Johns Hopkins Medicine and University of Maryland Baltimore Guidelines for Collaborative Research and IRB Review

February 2021

The Johns Hopkins Medicine (JHM) and the University of Maryland, Baltimore actively promote interdisciplinary collaborative research activities across the two organizations.

The organizations have a history of collaborative research and have used reliance agreements to reduce the regulatory burden associated with multiple IRB reviews and to enable reliance on one reviewing IRB where appropriate. The following guidelines are the basic factors JHM and UMB will generally apply when deciding which organization’s IRB will be the reviewing IRB when JHM and UMB engage in a reliance relationship. The SMART IRB Master Reciprocal Reliance Agreement and associated Letter of Indemnification govern the terms of reliance between JHM and UMB and provide the principles and processes upon which these guidelines were determined. This agreement does not apply to an activity that is not subject to IRB review e.g., because it is not human subjects research or it is research exempt from IRB oversight.

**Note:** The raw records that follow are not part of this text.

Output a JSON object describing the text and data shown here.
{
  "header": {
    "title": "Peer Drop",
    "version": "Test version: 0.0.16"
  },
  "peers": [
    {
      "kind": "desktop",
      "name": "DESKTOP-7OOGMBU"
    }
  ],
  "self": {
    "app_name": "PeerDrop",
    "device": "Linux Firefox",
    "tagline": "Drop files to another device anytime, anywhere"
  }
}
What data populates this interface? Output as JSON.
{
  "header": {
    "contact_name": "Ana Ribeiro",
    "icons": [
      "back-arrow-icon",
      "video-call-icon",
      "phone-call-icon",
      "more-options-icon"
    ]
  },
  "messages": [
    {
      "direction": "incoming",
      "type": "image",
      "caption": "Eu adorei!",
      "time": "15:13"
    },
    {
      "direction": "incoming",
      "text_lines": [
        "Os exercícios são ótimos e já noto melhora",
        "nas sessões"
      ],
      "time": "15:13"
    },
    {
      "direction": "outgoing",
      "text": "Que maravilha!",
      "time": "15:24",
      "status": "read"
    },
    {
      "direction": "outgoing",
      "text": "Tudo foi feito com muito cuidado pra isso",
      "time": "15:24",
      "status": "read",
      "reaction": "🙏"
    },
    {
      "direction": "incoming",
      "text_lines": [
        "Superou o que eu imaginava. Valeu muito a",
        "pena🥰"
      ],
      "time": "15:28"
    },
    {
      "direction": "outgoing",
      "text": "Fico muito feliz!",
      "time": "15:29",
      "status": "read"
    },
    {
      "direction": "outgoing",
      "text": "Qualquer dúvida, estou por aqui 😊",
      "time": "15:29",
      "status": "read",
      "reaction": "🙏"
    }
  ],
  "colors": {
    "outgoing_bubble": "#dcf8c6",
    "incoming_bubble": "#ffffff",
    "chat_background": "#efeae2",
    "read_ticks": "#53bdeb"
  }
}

  1. The reviewing IRB should generally be the IRB of the organization where the majority of research activities take place.
  2. In a collaborative research relationship between JHM and UMB, the reviewing IRB is generally the IRB of the organization that meets one or more of the following factors:
  1. For federally-funded research, the organization is the prime awardee
  2. The organization’s researchers have a primary role in the research [e.g. data collection, participation intervention, etc.] whereas the collaborating researchers have a secondary role [e.g. data analysis, etc.]
  3. The organization’s IRB has unique expertise relevant to the research that best positions its IRB to perform the review.
  1. In accordance with the criteria above, to establish which IRB will serve as the reviewing IRB for any specific study, the JHM and UMB PIs will each prepare and submit a determination form to their respective IRB through the standard reliance request processes. Once JHM and UMB have reviewed the forms and agreed on the reviewing IRB, the determination will be communicated by the IRB’s to their respective PIs. To facilitate collaborative research between JHM and UMB, neither organization will charge IRB review fees for projects that are not commercially supported (where IRB review fees would be covered by the commercial sponsor).
  2. In addition to collaborative research between JHM and UMB the organizations may also be engaged in multi-site research subject to single IRB (sIRB) review requirements under either NIH policy or the revised Common Rule. In these cases, researchers are expected to follow standard local practice at each organization for requesting reliance or sIRB review. To facilitate cross-institutional collaboration, in cases where the JHM IRB or UMB IRB is selected as the sIRB for a multisite study and JHU or UMB is a relying site, the sIRB review fees will be waived for the JHU/UMB site provided the study is not commercially supported.
  3. Given the experience of the JHM IRB in serving as a single IRB (sIRB) for multi-site research, UMB may request that the JHM IRB serve as the sIRB for federally-funded multi-site research related to CTSA activities where JHM is not engaged in the research. This arrangement will be considered on a case by case basis with appropriate approvals from relevant institutional officials and additional agreements pertaining terms and costs, etc. as required.